Gent Jazz Festival 2009: Days 6-9
Day 7 (July 17): Rodrigo y Gabriela/Jose James & Jef Neve
Rodrigo y Gabriela
New York singer Jose James could be described as a descendant of both Mel Torme and Mos Def, using a smooth supper club croon as a bed for frequent turntable scratching impersonations. This is a very peculiar fusion, although highly attractive in its bending of the jazz form. Here, he's joined by the Belgian pianist Jef Neve, in an apparently impromptu liaison which produces a seamlessly slick result. The songs sound spontaneous and under-rehearsed, but don't suffer from this situation. James is a smooth operator, but not without a gleaming sense of humour, particularly in the way he'll stutter, slur and jerk in reverse time, just like manipulated vinyl. This set appears to be more jazz-orientated than his usual club-like performance, although this reviewer is hypothesising as it's a virgin exposure to the live James.
Rodrigo y Gabriela have become a gigantic-scale version of their previous selves. A few years back, it was possible to catch them at close quarters, playing their acoustic club set with a lusty sense of intimacy. Now, hardened by frequent festival experiences, they remain acoustic, but those properties are amplified into a monstrous sound, where Gabriela's fleet guitar-body rapping becomes as powerful as a fully booming drumkit, and the pair's ferocious strumming arrives at the volume level of the metal bands that were always such a strong background influence. This used to be an attitudinal thing, but now they have pomp to match. It's always possible to discern when a combo lives the exaggerated life of the rock festival audience engagement. Gestures bloat into dinosaur size, and this seems particularly strange when the Rod'n'Gab style is so theoretically descended from acoustic flamenco and general Spanish classical picking. Even so, they put on a spirited show, and the intricacy of their perpetual soloing (particularly Rodrigo's) never feels like gratuitous flash. They remain a band of the people. It's just that more people want to catch them now...

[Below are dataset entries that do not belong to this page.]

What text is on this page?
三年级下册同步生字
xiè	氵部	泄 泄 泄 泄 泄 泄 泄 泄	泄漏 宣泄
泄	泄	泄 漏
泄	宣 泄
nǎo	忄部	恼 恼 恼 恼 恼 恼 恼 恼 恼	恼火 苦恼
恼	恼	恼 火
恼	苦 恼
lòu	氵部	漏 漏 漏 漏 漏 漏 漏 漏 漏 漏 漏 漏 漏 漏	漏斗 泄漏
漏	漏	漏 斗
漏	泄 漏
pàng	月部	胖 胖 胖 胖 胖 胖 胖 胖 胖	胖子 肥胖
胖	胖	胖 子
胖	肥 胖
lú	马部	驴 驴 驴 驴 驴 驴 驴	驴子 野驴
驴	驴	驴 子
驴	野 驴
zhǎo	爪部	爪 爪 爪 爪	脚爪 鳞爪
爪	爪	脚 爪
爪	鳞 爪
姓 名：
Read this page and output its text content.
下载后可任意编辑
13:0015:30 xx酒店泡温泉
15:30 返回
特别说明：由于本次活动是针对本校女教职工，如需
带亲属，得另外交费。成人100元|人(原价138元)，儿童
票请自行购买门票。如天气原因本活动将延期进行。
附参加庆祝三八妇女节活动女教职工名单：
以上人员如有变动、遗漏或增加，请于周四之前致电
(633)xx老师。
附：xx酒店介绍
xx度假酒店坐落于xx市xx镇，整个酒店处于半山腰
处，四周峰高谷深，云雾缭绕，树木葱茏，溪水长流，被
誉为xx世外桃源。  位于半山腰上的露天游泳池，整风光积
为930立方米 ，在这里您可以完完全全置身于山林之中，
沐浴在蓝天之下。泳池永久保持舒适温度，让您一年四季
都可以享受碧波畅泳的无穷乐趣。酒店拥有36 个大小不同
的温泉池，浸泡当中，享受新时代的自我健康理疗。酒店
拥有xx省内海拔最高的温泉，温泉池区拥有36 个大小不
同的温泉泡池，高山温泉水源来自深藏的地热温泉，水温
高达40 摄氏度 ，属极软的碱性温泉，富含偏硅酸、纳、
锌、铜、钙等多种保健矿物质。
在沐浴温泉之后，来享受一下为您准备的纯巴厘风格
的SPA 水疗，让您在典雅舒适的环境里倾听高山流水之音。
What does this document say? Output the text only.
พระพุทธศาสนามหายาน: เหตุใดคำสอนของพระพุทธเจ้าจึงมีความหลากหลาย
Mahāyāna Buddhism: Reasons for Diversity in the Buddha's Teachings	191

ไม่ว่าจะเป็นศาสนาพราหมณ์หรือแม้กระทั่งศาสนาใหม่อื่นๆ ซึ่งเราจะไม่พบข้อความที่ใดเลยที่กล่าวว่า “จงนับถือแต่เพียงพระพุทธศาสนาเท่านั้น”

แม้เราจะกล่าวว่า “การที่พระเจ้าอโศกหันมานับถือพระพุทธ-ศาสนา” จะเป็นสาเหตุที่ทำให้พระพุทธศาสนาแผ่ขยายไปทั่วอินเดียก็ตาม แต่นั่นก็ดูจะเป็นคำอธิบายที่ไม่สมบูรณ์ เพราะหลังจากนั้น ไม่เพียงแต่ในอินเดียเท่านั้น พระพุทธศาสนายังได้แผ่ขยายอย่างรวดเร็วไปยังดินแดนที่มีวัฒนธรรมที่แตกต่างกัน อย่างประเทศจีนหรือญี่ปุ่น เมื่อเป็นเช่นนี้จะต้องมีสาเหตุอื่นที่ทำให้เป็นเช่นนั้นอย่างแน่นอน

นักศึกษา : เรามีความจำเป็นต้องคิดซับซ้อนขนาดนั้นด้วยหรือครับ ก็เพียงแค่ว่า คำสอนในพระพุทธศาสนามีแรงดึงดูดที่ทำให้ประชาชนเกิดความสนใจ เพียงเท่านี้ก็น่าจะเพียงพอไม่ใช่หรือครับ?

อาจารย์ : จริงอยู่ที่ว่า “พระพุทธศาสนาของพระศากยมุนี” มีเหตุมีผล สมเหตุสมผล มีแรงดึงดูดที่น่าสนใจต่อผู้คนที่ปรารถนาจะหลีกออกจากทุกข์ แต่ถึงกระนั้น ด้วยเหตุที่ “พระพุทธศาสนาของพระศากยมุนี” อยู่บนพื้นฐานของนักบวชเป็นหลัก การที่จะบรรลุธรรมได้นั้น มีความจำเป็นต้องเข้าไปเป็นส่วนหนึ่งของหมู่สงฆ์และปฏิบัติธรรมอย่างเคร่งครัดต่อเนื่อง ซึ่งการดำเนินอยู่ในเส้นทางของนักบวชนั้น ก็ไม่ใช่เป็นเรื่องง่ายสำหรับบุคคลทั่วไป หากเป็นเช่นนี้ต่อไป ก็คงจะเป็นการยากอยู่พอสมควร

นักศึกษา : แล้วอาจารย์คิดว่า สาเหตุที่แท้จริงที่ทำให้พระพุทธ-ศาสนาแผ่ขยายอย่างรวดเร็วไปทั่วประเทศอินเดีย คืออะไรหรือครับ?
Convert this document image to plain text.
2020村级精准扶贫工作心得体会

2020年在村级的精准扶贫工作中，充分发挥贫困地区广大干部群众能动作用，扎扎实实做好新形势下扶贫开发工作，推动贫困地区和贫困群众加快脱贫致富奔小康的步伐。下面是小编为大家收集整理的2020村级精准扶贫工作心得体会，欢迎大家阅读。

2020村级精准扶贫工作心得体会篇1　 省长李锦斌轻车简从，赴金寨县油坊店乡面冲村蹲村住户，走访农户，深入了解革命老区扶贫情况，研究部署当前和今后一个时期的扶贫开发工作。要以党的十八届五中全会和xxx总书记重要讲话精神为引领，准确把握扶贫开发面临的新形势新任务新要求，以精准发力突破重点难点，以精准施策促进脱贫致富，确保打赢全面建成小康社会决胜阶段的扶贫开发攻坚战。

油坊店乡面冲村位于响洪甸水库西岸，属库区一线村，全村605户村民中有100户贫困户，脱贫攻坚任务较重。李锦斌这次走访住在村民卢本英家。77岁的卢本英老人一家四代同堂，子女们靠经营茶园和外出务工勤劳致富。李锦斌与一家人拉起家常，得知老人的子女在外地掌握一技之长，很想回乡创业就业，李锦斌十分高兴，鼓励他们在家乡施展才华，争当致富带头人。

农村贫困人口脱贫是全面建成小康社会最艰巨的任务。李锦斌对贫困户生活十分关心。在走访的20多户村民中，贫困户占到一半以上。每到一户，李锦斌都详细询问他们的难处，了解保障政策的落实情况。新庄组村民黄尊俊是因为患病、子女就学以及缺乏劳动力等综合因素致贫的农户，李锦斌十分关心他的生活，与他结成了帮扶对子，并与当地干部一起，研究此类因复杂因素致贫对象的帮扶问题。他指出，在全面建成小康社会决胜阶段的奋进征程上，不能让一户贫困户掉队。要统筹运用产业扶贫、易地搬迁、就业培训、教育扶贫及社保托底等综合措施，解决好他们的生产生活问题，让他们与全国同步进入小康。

Day 8 (July 18): Marianne Faithfull
Often, in recent times, the English singer Marianne Faithfull will draw from jazz or cabaret standards, aging gracefully into being a purveyor of pre-rock'n'roll seediness. Now, she's decided to re-visit her late-1970s post-punk incarnation, touring with a fully riffing band and playing songs from her classic Broken English album. This period provides the current band's house style. She's also pushing last year's Easy Come, Easy Go collection of cover songs (produced by Hal Willner), most of them emanating from various periods of rock history. The new band features Roger Eno (brother of Brian) on keyboards, but is otherwise heavy on the youthfulness of its members, particularly on the raging guitar front. Faithfull's not exactly jogging around the stage like her old pal Mick Jagger, but rather adopting the sedate posture favoured by George Melly, and sharing a similar passion for decadent tales. Some folks are overheard suggesting that her voice is wasted, but that's surely our attraction, even three decades back: the voice of experience, husky, raddled and generally lived-in. This is what gives Faithfull her distinctive edge. It's a substantial set that comes across as a complete career retrospective, performed with vigour, humour, humility and braggadocio, all on one stage, and sometimes simultaneously.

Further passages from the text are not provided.